Architect a multi-region claim check system with cross-region replication: how do you ensure consumers in us-west-2 can access payloads stored in us-east-1? Discuss consistency models: S3 read-after-write consistency, eventual consistency for cross-region replication, how to handle “payload not yet replicated” errors. Design a hybrid system that automatically chooses between direct messaging and claim check based on payload size, with dynamic threshold adjustment based on broker load. Explain how claim check interacts with event sourcing: should events reference external payloads or embed them? Discuss cost optimization strategies: S3 Intelligent-Tiering for infrequently accessed payloads, lifecycle policies to auto-delete after N days, compression before storage. Address failure scenarios: what if S3 is down when a consumer tries to fetch a payload? How do you implement circuit breakers and fallback strategies?

Common Interview Questions

Why not just increase the message broker’s size limit? (Answer: Larger messages reduce broker throughput, increase memory usage, and affect all messages sharing the broker, not just large ones. Claim check isolates the impact.)

How do you prevent orphaned payloads when consumers crash? (Answer: Implement payload TTL with storage lifecycle policies, track payload access in a registry, or use consumer heartbeats to detect crashes and trigger cleanup.)

What happens if the storage system is slower than the message broker? (Answer: Consumers experience higher latency, but broker throughput remains high. You can mitigate with caching, parallel fetches, or pre-fetching payloads based on message metadata.)

How do you handle schema evolution for stored payloads? (Answer: Include a version field in the claim check message, store payloads with version-specific keys in storage, or use self-describing formats like Avro with schema registry.)

Red Flags to Avoid

Not discussing storage cleanup strategy—orphaned payloads are a common production issue that wastes money and clutters storage

Ignoring security implications—claim check messages often contain storage URLs that could leak if the message broker is compromised

Assuming synchronous storage availability—S3 has 99.99% availability, meaning 52 minutes of downtime per year; you need retry logic

Not considering cost at scale—claiming claim check is “always better” without calculating actual costs for your message volume and size distribution

Forgetting about monitoring—you need metrics for storage retrieval failures, latency percentiles, and payload size distribution to detect issues

Key Takeaways

Claim Check solves message size limit problems by storing large payloads in object storage (S3, Azure Blob) and passing only lightweight reference tokens through the message broker, enabling brokers to maintain high throughput.

The pattern adds 50-200ms latency per message (storage round-trip) but reduces broker costs and memory pressure.

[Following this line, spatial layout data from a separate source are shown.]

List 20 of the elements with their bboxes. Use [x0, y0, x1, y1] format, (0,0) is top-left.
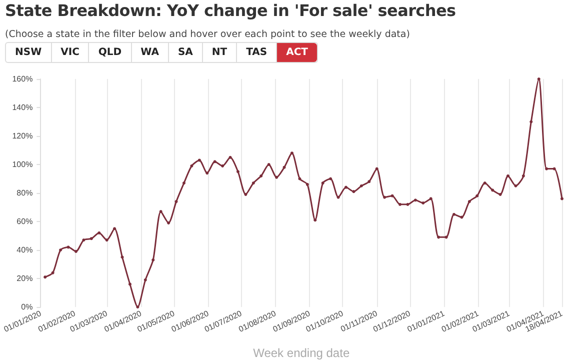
y-tick-label: 120%: [12, 132, 33, 140]
x-axis-title: Week ending date: [253, 346, 350, 360]
y-tick-label: 60%: [16, 217, 33, 226]
text: VIC: [52, 43, 90, 62]
text: SA: [168, 43, 203, 62]
text: WA: [132, 43, 169, 62]
y-tick-label: 0%: [21, 302, 33, 312]
y-tick-label: 80%: [16, 188, 33, 198]
text: QLD: [89, 43, 132, 62]
y-tick-label: 40%: [16, 246, 33, 254]
text: TAS: [237, 43, 278, 62]
y-tick-label: 160%: [12, 74, 33, 84]
chart-title: State Breakdown: YoY change in 'For sale' searches: [5, 1, 456, 20]
text: NT: [202, 43, 238, 62]
y-tick-label: 20%: [16, 274, 33, 283]
text: NSW: [6, 43, 52, 62]
chart-subtitle: (Choose a state in the filter below and hover over each point to see the weekly data): [5, 29, 410, 40]
text: ACT: [277, 43, 317, 62]
y-tick-label: 100%: [12, 160, 33, 169]
y-tick-label: 140%: [12, 103, 33, 112]
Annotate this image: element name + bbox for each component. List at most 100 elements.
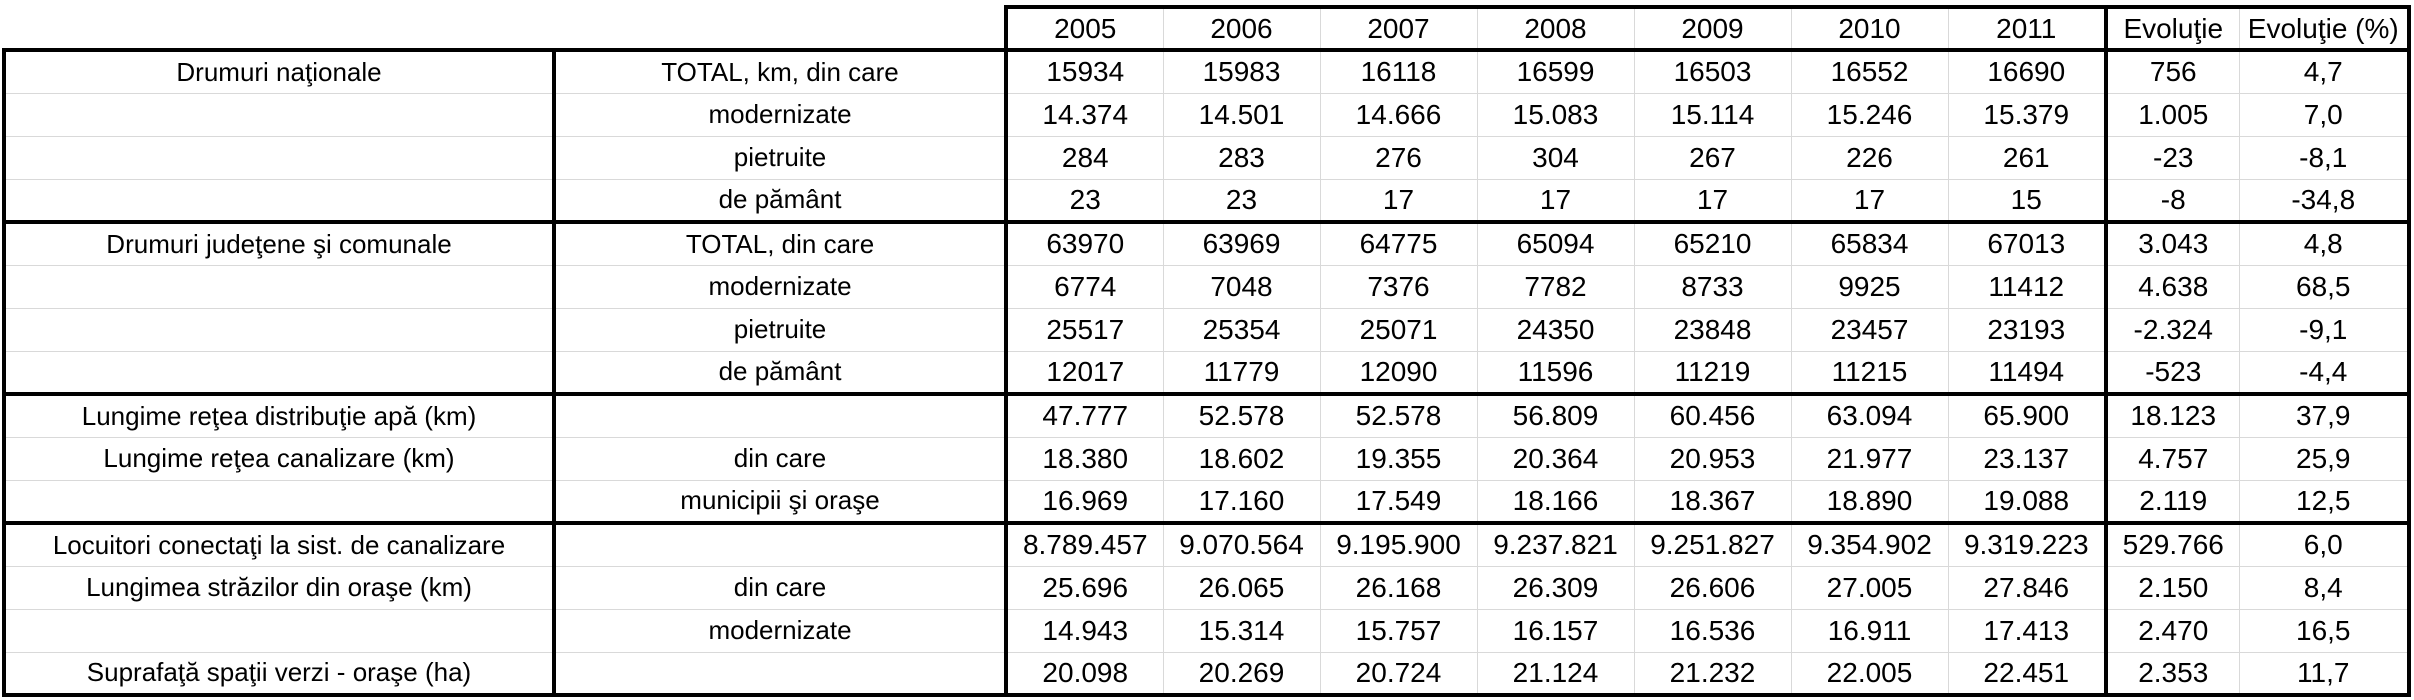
data-cell-2010: 17	[1790, 178, 1949, 223]
table-row: pietruite 25517 25354 25071 24350 23848 23457 2…	[2, 307, 2411, 352]
data-cell-2007: 20.724	[1319, 651, 1478, 697]
data-cell-2009: 267	[1633, 135, 1792, 180]
data-cell-evolutie-pct: 68,5	[2238, 264, 2411, 309]
data-cell-2006: 26.065	[1162, 565, 1321, 610]
data-cell-2005: 25.696	[1005, 565, 1164, 610]
row-category-label: Drumuri naţionale	[2, 48, 556, 94]
data-cell-evolutie-pct: 11,7	[2238, 651, 2411, 697]
data-cell-2006: 15.314	[1162, 608, 1321, 653]
data-cell-2006: 17.160	[1162, 479, 1321, 524]
data-cell-2005: 6774	[1005, 264, 1164, 309]
data-cell-2011: 9.319.223	[1947, 521, 2108, 567]
data-cell-2011: 23.137	[1947, 436, 2108, 481]
table-row: municipii şi oraşe 16.969 17.160 17.549 18.1…	[2, 479, 2411, 524]
row-sub-label: modernizate	[553, 608, 1008, 653]
data-cell-2007: 14.666	[1319, 92, 1478, 137]
col-header-2008: 2008	[1476, 5, 1635, 52]
row-sub-label: modernizate	[553, 92, 1008, 137]
data-cell-2011: 22.451	[1947, 651, 2108, 697]
data-cell-2008: 56.809	[1476, 392, 1635, 438]
data-cell-2010: 21.977	[1790, 436, 1949, 481]
data-cell-2005: 12017	[1005, 350, 1164, 395]
data-cell-2011: 27.846	[1947, 565, 2108, 610]
table-row: Drumuri naţionale TOTAL, km, din care 1593…	[2, 48, 2411, 94]
data-cell-evolutie: -23	[2105, 135, 2240, 180]
data-cell-2007: 19.355	[1319, 436, 1478, 481]
data-cell-2011: 19.088	[1947, 479, 2108, 524]
data-cell-2010: 11215	[1790, 350, 1949, 395]
data-cell-2011: 261	[1947, 135, 2108, 180]
row-category-label	[2, 135, 556, 180]
row-sub-label	[553, 651, 1008, 697]
data-cell-evolutie-pct: -8,1	[2238, 135, 2411, 180]
col-header-evolutie-pct: Evoluţie (%)	[2238, 5, 2411, 52]
row-sub-label: pietruite	[553, 307, 1008, 352]
row-category-label	[2, 350, 556, 395]
col-header-2009: 2009	[1633, 5, 1792, 52]
data-cell-2008: 18.166	[1476, 479, 1635, 524]
data-cell-2009: 15.114	[1633, 92, 1792, 137]
data-cell-2008: 304	[1476, 135, 1635, 180]
row-sub-label	[553, 392, 1008, 438]
data-cell-2005: 8.789.457	[1005, 521, 1164, 567]
data-cell-2009: 8733	[1633, 264, 1792, 309]
data-cell-2009: 21.232	[1633, 651, 1792, 697]
data-cell-2011: 15	[1947, 178, 2108, 223]
data-cell-2008: 16.157	[1476, 608, 1635, 653]
data-cell-evolutie-pct: 25,9	[2238, 436, 2411, 481]
row-sub-label: municipii şi oraşe	[553, 479, 1008, 524]
data-cell-2011: 23193	[1947, 307, 2108, 352]
data-cell-evolutie: 2.470	[2105, 608, 2240, 653]
data-cell-evolutie-pct: -9,1	[2238, 307, 2411, 352]
row-category-label	[2, 178, 556, 223]
table-row: modernizate 6774 7048 7376 7782 8733 9925 11412…	[2, 264, 2411, 309]
data-cell-2005: 63970	[1005, 220, 1164, 266]
data-cell-2007: 64775	[1319, 220, 1478, 266]
data-cell-2007: 276	[1319, 135, 1478, 180]
data-cell-2005: 23	[1005, 178, 1164, 223]
data-cell-2011: 11412	[1947, 264, 2108, 309]
data-cell-2006: 20.269	[1162, 651, 1321, 697]
row-sub-label: din care	[553, 565, 1008, 610]
data-cell-evolutie-pct: 6,0	[2238, 521, 2411, 567]
col-header-2006: 2006	[1162, 5, 1321, 52]
row-sub-label: TOTAL, din care	[553, 220, 1008, 266]
table-body: Drumuri naţionale TOTAL, km, din care 1593…	[2, 48, 2411, 697]
data-cell-2011: 16690	[1947, 48, 2108, 94]
table-row: Lungimea străzilor din oraşe (km) din car…	[2, 565, 2411, 610]
row-category-label: Lungime reţea distribuţie apă (km)	[2, 392, 556, 438]
table-row: Lungime reţea distribuţie apă (km) 47.777…	[2, 392, 2411, 438]
row-category-label: Suprafaţă spaţii verzi - oraşe (ha)	[2, 651, 556, 697]
data-cell-evolutie: 4.757	[2105, 436, 2240, 481]
table-row: Locuitori conectaţi la sist. de canaliza…	[2, 521, 2411, 567]
infrastructure-evolution-table: 2005 2006 2007 2008 2009 2010 2011 Evolu…	[2, 5, 2411, 697]
data-cell-2010: 226	[1790, 135, 1949, 180]
data-cell-evolutie-pct: -34,8	[2238, 178, 2411, 223]
table-row: Lungime reţea canalizare (km) din care 18.…	[2, 436, 2411, 481]
data-cell-evolutie: 18.123	[2105, 392, 2240, 438]
data-cell-2011: 17.413	[1947, 608, 2108, 653]
data-cell-2009: 20.953	[1633, 436, 1792, 481]
header-row: 2005 2006 2007 2008 2009 2010 2011 Evolu…	[4, 5, 2411, 52]
table-row: modernizate 14.943 15.314 15.757 16.157 16.53…	[2, 608, 2411, 653]
data-cell-2006: 23	[1162, 178, 1321, 223]
data-cell-2008: 17	[1476, 178, 1635, 223]
row-category-label: Locuitori conectaţi la sist. de canaliza…	[2, 521, 556, 567]
data-cell-2008: 16599	[1476, 48, 1635, 94]
row-category-label	[2, 264, 556, 309]
data-cell-2005: 25517	[1005, 307, 1164, 352]
data-cell-2010: 63.094	[1790, 392, 1949, 438]
data-cell-2006: 15983	[1162, 48, 1321, 94]
table-row: Suprafaţă spaţii verzi - oraşe (ha) 20.09…	[2, 651, 2411, 697]
row-category-label	[2, 479, 556, 524]
data-cell-evolutie-pct: -4,4	[2238, 350, 2411, 395]
col-header-2007: 2007	[1319, 5, 1478, 52]
data-cell-2006: 25354	[1162, 307, 1321, 352]
data-cell-2010: 18.890	[1790, 479, 1949, 524]
data-cell-2008: 65094	[1476, 220, 1635, 266]
data-cell-2008: 26.309	[1476, 565, 1635, 610]
row-category-label: Drumuri judeţene şi comunale	[2, 220, 556, 266]
data-cell-evolutie: 2.353	[2105, 651, 2240, 697]
data-cell-evolutie-pct: 8,4	[2238, 565, 2411, 610]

Use it when payloads exceed 1MB or when broker throughput is constrained by large messages.

Reference tokens can be direct storage URLs (simple, but exposes topology), UUIDs with registry lookup (secure, but adds indirection), or pre-signed URLs (secure with time limits). Choose based on security requirements and operational complexity.

Always implement storage cleanup strategies—orphaned payloads accumulate costs. Use lifecycle policies (auto-delete after N days), consumer-driven cleanup (delete after processing), or registry-based tracking to prevent leaks.

Monitor three key metrics: storage retrieval latency (p99 should be <200ms), payload not found errors (indicates cleanup issues or replication lag), and orphaned payload count (should trend toward zero). These metrics predict production issues before they impact users.